The House budget plan would place the commonwealth’s flagship Workforce Training Fund Program into a trust to guarantee that employer contributions to the program are used to train new and incumbent workers. Employers contribute approximately $21 million the WTFP each year, but the program was cut in half during Fiscal Years 2009 and 2010 as the commonwealth entered a prolonged fiscal crisis.

WTFP has provided $193.2 million in grants since its inception to some 2,500 Massachusetts employers to train 277,351 workers.

“The trust will ensure that the full $21 million contributed by employers through a surcharge on Unemployment Insurance bills is used efficiently to expand the skills of Massachusetts workers,” said Lord, who also chairs the Workforce Training Fund Advisory Council.

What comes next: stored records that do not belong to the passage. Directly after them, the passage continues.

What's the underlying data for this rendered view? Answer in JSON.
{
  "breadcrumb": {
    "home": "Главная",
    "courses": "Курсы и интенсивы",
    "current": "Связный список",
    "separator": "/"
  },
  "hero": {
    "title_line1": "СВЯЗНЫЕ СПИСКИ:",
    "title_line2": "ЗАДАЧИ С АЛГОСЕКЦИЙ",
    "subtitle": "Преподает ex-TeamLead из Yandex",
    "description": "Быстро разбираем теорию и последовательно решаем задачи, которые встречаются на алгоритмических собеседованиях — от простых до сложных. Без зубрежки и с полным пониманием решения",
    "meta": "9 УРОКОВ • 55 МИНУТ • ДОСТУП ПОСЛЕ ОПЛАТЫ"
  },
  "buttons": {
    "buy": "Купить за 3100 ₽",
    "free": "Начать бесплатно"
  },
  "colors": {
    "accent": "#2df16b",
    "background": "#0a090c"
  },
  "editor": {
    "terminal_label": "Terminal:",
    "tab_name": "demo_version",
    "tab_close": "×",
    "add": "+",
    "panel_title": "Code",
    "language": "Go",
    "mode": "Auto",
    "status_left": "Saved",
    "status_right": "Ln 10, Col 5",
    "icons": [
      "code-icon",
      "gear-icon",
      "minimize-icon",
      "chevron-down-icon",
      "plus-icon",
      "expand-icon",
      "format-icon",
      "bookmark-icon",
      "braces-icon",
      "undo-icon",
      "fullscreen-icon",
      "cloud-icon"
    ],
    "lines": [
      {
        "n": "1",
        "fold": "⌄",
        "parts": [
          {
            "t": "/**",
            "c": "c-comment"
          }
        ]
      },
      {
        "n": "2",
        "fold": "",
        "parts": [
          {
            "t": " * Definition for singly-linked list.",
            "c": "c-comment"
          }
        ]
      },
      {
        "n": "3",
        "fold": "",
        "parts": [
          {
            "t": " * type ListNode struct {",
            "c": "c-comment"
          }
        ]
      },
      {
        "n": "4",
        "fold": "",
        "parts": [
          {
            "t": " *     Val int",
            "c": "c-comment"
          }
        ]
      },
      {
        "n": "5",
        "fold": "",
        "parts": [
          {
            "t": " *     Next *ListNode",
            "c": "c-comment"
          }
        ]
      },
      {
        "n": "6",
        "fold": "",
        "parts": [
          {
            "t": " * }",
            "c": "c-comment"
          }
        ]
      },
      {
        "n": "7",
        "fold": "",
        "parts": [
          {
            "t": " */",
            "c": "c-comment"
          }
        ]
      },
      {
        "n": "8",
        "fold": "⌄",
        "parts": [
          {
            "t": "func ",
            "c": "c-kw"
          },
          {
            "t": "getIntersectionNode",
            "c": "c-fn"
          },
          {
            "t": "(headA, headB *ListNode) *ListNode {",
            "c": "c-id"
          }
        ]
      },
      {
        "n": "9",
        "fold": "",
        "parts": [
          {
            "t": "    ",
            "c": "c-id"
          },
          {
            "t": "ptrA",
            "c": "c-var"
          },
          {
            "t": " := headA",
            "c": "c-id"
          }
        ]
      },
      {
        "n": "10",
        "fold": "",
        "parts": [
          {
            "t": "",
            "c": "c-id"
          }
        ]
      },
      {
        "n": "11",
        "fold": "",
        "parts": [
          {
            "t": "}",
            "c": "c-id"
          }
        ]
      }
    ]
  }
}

AIM supports so-called municipal plan design because cities and towns find themselves swallowed by accelerating health care premiums that are already diverting scarce money from the schools, police, fire, roads and bridges upon which business depends. Rising health premiums consumed two-thirds of all increases in state spending between FY 2000 to FY 2010 and are also diverting desperately needed state education funding from the classrooms where the future of the economy now sits.

A recent report found that Massachusetts municipalities spend 37 percent more to provide health insurance to their employees than the amount spent by private companies as measured by the AIM Benefits Survey.

AIM applauded the work of Ways and Means Committee Vice Chair Steven Kulik and Assistant Vice Chair Martha Walz on the proposed House budget.

Lord said AIM will continue to review the House budget proposal and inform employers about any additional business-related provisions.